The play establishes the setting through a small amount of narration in the program booklet and a sequence at the start of the play, where four factory robots emerge in a run-down factory clearly no longer in proper production and begin to perform their daily maintenance and production routines – clearly unaware of the futility of their work. They stumble upon a single doll box with the product still inside (evidently the object historically produced in this factory).
The doll is inadvertently unboxed, and a magic trick is performed to seamlessly replace the doll with an actress – the doll having sprung to life in the story in a similar magical manner as to how the inanimate doll was replaced with a person.
The doll resists being put back into the box and begins causing mayhem in the factory as the robots struggle to return her to her box. Through her mischief, she sparks each of the four robot workers, one by one, awakening in them a seemingly newly discovered joy of play. Through these awakenings and corresponding acts by the robots (and eventually one by the doll herself) are heavily accentuated with modern music and elaborate projections and lightshows.

Each worker performs an act dramatically different from each other once they are ‘awakened’. First, the yellow robot erupts into breakdancing alongside a modern soundtrack and a corresponding lightshow that accentuates his actions, as will prove to be the theme for all of the following ‘play sessions’. The next robots all follow the same basic formula – coming in contact with the doll and suddenly bursting out into an act unique to them.
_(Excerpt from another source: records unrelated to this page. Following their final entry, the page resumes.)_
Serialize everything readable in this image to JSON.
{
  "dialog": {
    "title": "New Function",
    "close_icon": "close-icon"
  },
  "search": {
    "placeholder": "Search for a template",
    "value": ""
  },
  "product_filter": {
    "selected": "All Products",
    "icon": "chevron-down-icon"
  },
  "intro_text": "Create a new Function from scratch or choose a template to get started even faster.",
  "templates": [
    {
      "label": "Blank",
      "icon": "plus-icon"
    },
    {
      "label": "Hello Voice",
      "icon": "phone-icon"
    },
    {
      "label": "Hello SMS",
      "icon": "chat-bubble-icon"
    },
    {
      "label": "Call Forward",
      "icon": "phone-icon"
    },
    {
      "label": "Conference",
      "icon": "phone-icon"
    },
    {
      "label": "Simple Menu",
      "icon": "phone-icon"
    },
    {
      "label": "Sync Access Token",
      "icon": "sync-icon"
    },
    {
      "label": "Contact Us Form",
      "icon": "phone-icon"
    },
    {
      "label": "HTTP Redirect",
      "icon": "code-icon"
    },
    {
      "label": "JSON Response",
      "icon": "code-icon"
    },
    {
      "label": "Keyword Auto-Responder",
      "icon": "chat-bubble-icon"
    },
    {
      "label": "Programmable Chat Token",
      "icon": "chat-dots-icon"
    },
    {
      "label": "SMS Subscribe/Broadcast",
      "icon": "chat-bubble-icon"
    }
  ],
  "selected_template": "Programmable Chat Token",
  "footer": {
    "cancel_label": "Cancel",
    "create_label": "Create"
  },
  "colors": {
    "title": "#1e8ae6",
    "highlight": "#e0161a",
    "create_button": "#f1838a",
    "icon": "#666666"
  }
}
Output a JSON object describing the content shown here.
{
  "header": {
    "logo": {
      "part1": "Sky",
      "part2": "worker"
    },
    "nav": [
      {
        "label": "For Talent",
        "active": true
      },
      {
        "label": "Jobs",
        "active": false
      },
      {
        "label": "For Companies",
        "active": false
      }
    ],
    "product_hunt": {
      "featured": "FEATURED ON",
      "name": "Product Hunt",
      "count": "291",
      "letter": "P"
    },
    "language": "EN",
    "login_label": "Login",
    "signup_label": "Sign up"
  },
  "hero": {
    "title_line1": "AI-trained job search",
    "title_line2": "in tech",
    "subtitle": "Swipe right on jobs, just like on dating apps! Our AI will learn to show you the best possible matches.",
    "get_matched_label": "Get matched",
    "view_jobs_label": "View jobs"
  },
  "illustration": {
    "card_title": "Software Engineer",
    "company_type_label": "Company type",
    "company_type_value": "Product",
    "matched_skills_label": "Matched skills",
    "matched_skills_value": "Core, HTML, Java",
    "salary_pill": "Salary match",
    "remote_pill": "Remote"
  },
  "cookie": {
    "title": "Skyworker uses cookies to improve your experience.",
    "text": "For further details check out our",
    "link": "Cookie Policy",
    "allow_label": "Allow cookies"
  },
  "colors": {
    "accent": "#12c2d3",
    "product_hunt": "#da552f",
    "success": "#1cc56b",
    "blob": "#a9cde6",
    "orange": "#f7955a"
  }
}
The other robots perform acts with miming, juggling and magic. The doll performs the final act with a dance routine heavily accentuated with elaborate lightshows and projections.

Finally, the robot’s and doll’s play go too far. They inadvertently hit a button that causes mayhem and malfunction in the factory as a sort of finale to the show. At the end, the robots are all shut down, and the doll is left alone – overcome with sadness at the loss of her new friends. She attempts to wake them and cries out, but to no avail. She eventually returns to her form as an inanimate object as the next day begins and the robots awaken once more to perform their daily tasks.
The play highlights a common theme in Japanese narratives: mono no aware. It’s a concept that things are more beautiful because of their transient nature – ‘that all good things must come to an end’ to draw an English parallel. The brief period of play and joy was brought to an abrupt and sad end, mirroring a lot of other Japanese narratives and even plays into the emphasis on cherry blossoms, which bloom for only a few weeks out of the year. The short time the doll and robots played highlights the beauty of their circumstance.